从 Object 数组中删除多个键

Question

Let's say we have an array of object:

var obj = [{a: 1, b: 2, c: 3, d: 4, e: 5 },{a: 6, b: 7, c: 
8, d: 9, e: 0 }];

and we want to delete key c,e from both of the objects.

How can it be done? One of the methods I found is:

['c', 'e'].forEach(e => delete obj[e]); //for object

Is there any other way so we don't have to use double for loop.

Answer 1

One way to do it is to use .map() together with object destructuring :

 var obj = [ { a: 1, b: 2, c: 3, d: 4, e: 5 }, { a: 6, b: 7, c: 8, d: 9, e: 0 }, ]; var newObj = obj.map(({ c, e, ...rest }) => rest); console.log(newObj)

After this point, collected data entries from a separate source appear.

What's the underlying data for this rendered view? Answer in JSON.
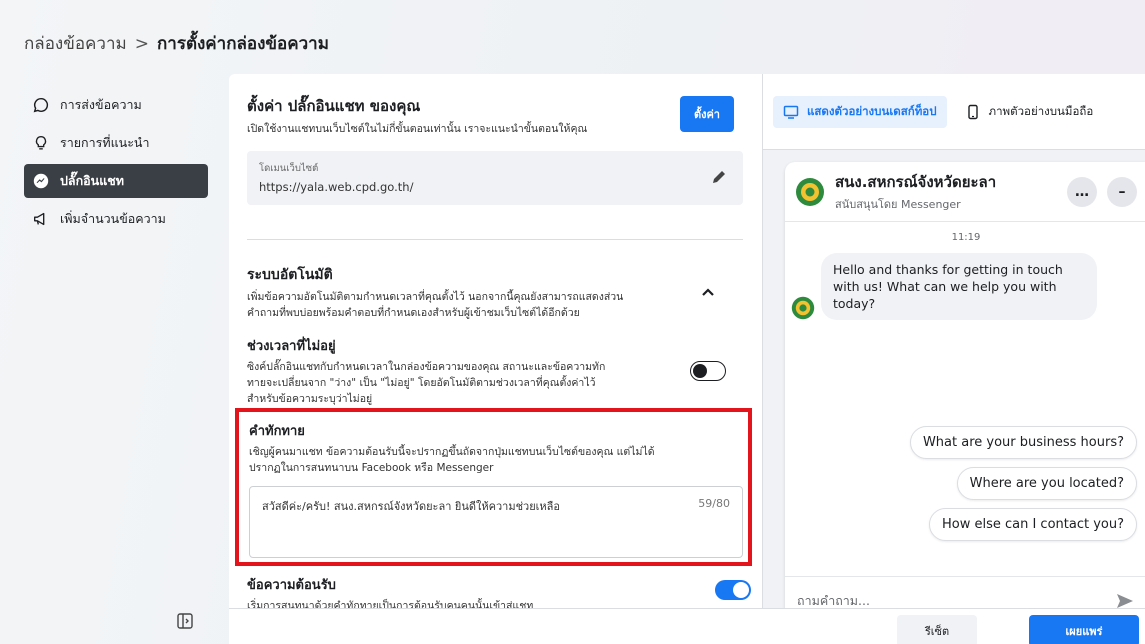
{
  "breadcrumb": {
    "parent": "กล่องข้อความ",
    "separator": ">",
    "current": "การตั้งค่ากล่องข้อความ"
  },
  "sidebar": {
    "items": [
      {
        "label": "การส่งข้อความ",
        "icon": "chat-icon",
        "active": false
      },
      {
        "label": "รายการที่แนะนำ",
        "icon": "lightbulb-icon",
        "active": false
      },
      {
        "label": "ปลั๊กอินแชท",
        "icon": "messenger-icon",
        "active": true
      },
      {
        "label": "เพิ่มจำนวนข้อความ",
        "icon": "megaphone-icon",
        "active": false
      }
    ]
  },
  "plugin": {
    "title": "ตั้งค่า ปลั๊กอินแชท ของคุณ",
    "desc": "เปิดใช้งานแชทบนเว็บไซต์ในไม่กี่ขั้นตอนเท่านั้น เราจะแนะนำขั้นตอนให้คุณ",
    "setup_button": "ตั้งค่า",
    "domain_label": "โดเมนเว็บไซต์",
    "domain_value": "https://yala.web.cpd.go.th/"
  },
  "automation": {
    "title": "ระบบอัตโนมัติ",
    "desc1": "เพิ่มข้อความอัตโนมัติตามกำหนดเวลาที่คุณตั้งไว้ นอกจากนี้คุณยังสามารถแสดงส่วน",
    "desc2": "คำถามที่พบบ่อยพร้อมคำตอบที่กำหนดเองสำหรับผู้เข้าชมเว็บไซต์ได้อีกด้วย",
    "away_title": "ช่วงเวลาที่ไม่อยู่",
    "away_desc1": "ซิงค์ปลั๊กอินแชทกับกำหนดเวลาในกล่องข้อความของคุณ สถานะและข้อความทัก",
    "away_desc2": "ทายจะเปลี่ยนจาก \"ว่าง\" เป็น \"ไม่อยู่\" โดยอัตโนมัติตามช่วงเวลาที่คุณตั้งค่าไว้",
    "away_desc3": "สำหรับข้อความระบุว่าไม่อยู่",
    "away_toggle_on": false
  },
  "greeting": {
    "title": "คำทักทาย",
    "desc1": "เชิญผู้คนมาแชท ข้อความต้อนรับนี้จะปรากฏขึ้นถัดจากปุ่มแชทบนเว็บไซต์ของคุณ แต่ไม่ได้",
    "desc2": "ปรากฏในการสนทนาบน Facebook หรือ Messenger",
    "value": "สวัสดีค่ะ/ครับ! สนง.สหกรณ์จังหวัดยะลา ยินดีให้ความช่วยเหลือ",
    "count": "59/80"
  },
  "welcome": {
    "title": "ข้อความต้อนรับ",
    "desc": "เริ่มการสนทนาด้วยคำทักทายเป็นการต้อนรับคนคนนั้นเข้าสู่แชท",
    "toggle_on": true
  },
  "preview": {
    "tab_desktop": "แสดงตัวอย่างบนเดสก์ท็อป",
    "tab_mobile": "ภาพตัวอย่างบนมือถือ",
    "page_name": "สนง.สหกรณ์จังหวัดยะลา",
    "supported_by": "สนับสนุนโดย Messenger",
    "time": "11:19",
    "message": "Hello and thanks for getting in touch with us! What can we help you with today?",
    "quick_replies": [
      "What are your business hours?",
      "Where are you located?",
      "How else can I contact you?"
    ],
    "input_placeholder": "ถามคำถาม..."
  },
  "footer": {
    "reset": "รีเซ็ต",
    "publish": "เผยแพร่"
  },
  "colors": {
    "accent": "#1877f2",
    "highlight": "#e3141b",
    "active_nav": "#3a3f45"
  }
}
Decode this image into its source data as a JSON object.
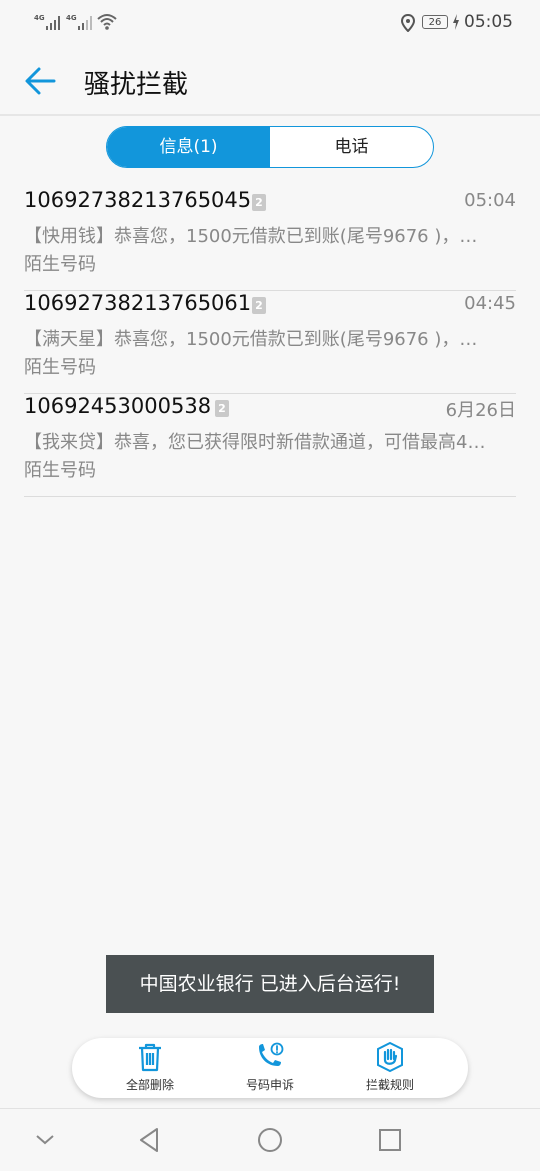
{
  "status": {
    "sim1": "4G",
    "sim2": "4G",
    "battery": "26",
    "time": "05:05"
  },
  "header": {
    "title": "骚扰拦截",
    "back_icon": "back-arrow-icon"
  },
  "tabs": [
    {
      "label": "信息(1)",
      "active": true
    },
    {
      "label": "电话",
      "active": false
    }
  ],
  "messages": [
    {
      "number": "10692738213765045",
      "sim": "2",
      "time": "05:04",
      "preview": "【快用钱】恭喜您，1500元借款已到账(尾号9676 )，…",
      "tag": "陌生号码"
    },
    {
      "number": "10692738213765061",
      "sim": "2",
      "time": "04:45",
      "preview": "【满天星】恭喜您，1500元借款已到账(尾号9676 )，…",
      "tag": "陌生号码"
    },
    {
      "number": "10692453000538",
      "sim": "2",
      "time": "6月26日",
      "preview": "【我来贷】恭喜，您已获得限时新借款通道，可借最高4…",
      "tag": "陌生号码"
    }
  ],
  "toast": "中国农业银行 已进入后台运行!",
  "actions": [
    {
      "label": "全部删除",
      "icon": "trash-icon"
    },
    {
      "label": "号码申诉",
      "icon": "phone-alert-icon"
    },
    {
      "label": "拦截规则",
      "icon": "hand-shield-icon"
    }
  ],
  "colors": {
    "accent": "#1296db",
    "toast_bg": "#4a5052"
  }
}
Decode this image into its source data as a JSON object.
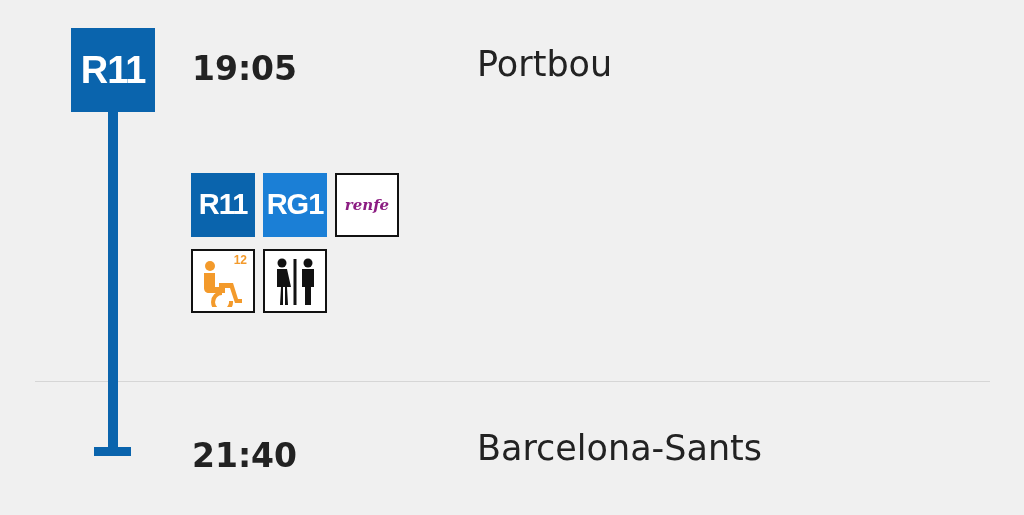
{
  "line": {
    "label": "R11",
    "color": "#0a64ad"
  },
  "departure": {
    "time": "19:05",
    "station": "Portbou"
  },
  "services": [
    {
      "kind": "line",
      "label": "R11",
      "color": "#0a64ad"
    },
    {
      "kind": "line",
      "label": "RG1",
      "color": "#1b7fd6"
    },
    {
      "kind": "operator",
      "label": "renfe",
      "color": "#8c1d82"
    }
  ],
  "amenities": [
    {
      "kind": "accessible",
      "label": "12"
    },
    {
      "kind": "toilets"
    }
  ],
  "arrival": {
    "time": "21:40",
    "station": "Barcelona-Sants"
  }
}
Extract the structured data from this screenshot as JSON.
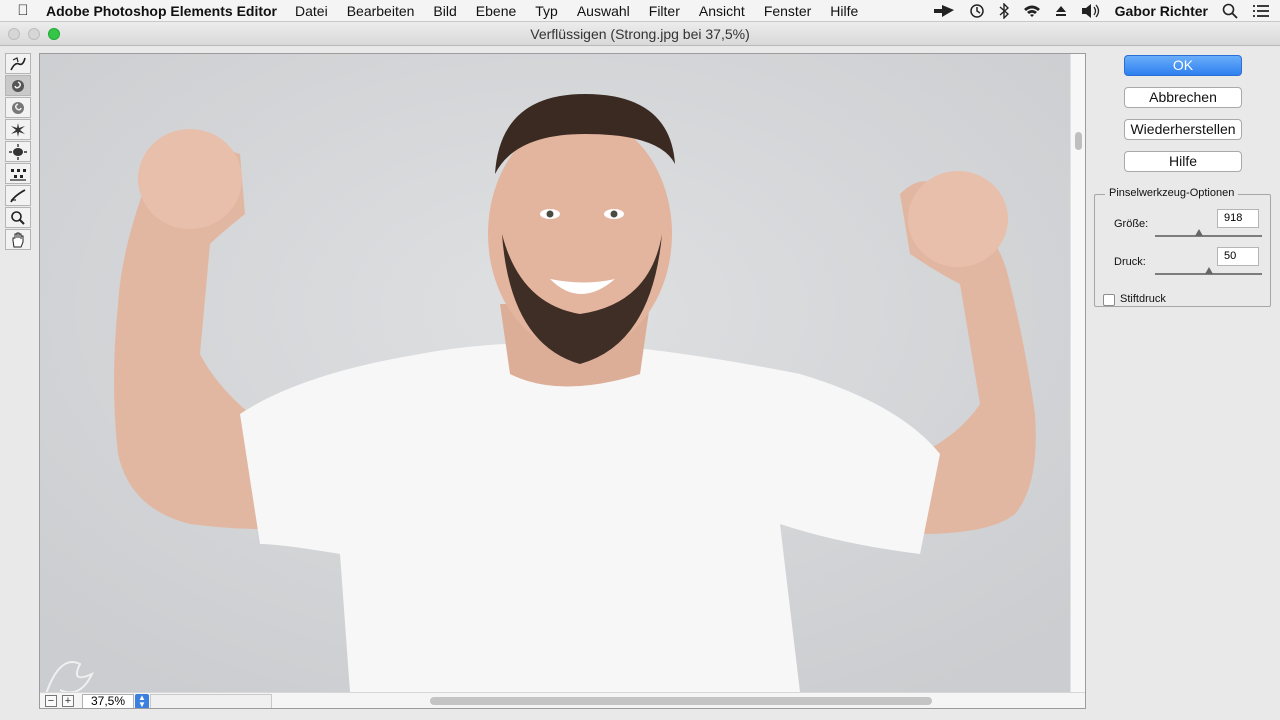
{
  "menubar": {
    "app_name": "Adobe Photoshop Elements Editor",
    "items": [
      "Datei",
      "Bearbeiten",
      "Bild",
      "Ebene",
      "Typ",
      "Auswahl",
      "Filter",
      "Ansicht",
      "Fenster",
      "Hilfe"
    ],
    "user": "Gabor Richter",
    "status_icons": [
      "cursor-arrow-icon",
      "time-machine-icon",
      "bluetooth-icon",
      "wifi-icon",
      "eject-icon",
      "volume-icon",
      "search-icon",
      "list-icon"
    ]
  },
  "window": {
    "title": "Verflüssigen (Strong.jpg bei 37,5%)"
  },
  "tools": [
    "warp-tool-icon",
    "twirl-clockwise-tool-icon",
    "twirl-counterclockwise-tool-icon",
    "pucker-tool-icon",
    "bloat-tool-icon",
    "shift-pixels-tool-icon",
    "reconstruct-tool-icon",
    "zoom-tool-icon",
    "hand-tool-icon"
  ],
  "canvas": {
    "zoom": "37,5%",
    "zoom_out": "−",
    "zoom_in": "+"
  },
  "buttons": {
    "ok": "OK",
    "cancel": "Abbrechen",
    "reset": "Wiederherstellen",
    "help": "Hilfe"
  },
  "brush_options": {
    "title": "Pinselwerkzeug-Optionen",
    "size_label": "Größe:",
    "size_value": "918",
    "pressure_label": "Druck:",
    "pressure_value": "50",
    "stylus_label": "Stiftdruck",
    "stylus_checked": false
  }
}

This will create a new array with new objects which contain all of the other keys except for c and e .

Answer 2

You have 2 options to resolve it:

1. By using object destructuring : map(({ a,b,c,d,e }) => ({a,b,d})
2. Enhance option 1 by using using [Rest parameters] { c, e, ...rest }

• Object destructuring like below

  const obj = { a: 1, b: 2, c: 3, d: 4, e: 5 } var {c, e} = obj; // c = 3, e = 5

• With option 2, you will have c,e implicit name and the remaining items named rest . After that, you just need to get rest items.

Option 1

 var obj = [ { a: 1, b: 2, c: 3, d: 4, e: 5 }, { a: 6, b: 7, c: 8, d: 9, e: 0 }, ]; console.log(obj.map(({ a,b,c,d,e }) => ({a,b,d})));

Option 2

 var obj = [ { a: 1, b: 2, c: 3, d: 4, e: 5 }, { a: 6, b: 7, c: 8, d: 9, e: 0 }, ]; console.log(obj.map(({ c, e, ...rest }) => rest)); //...rest: the same as `a,b,d`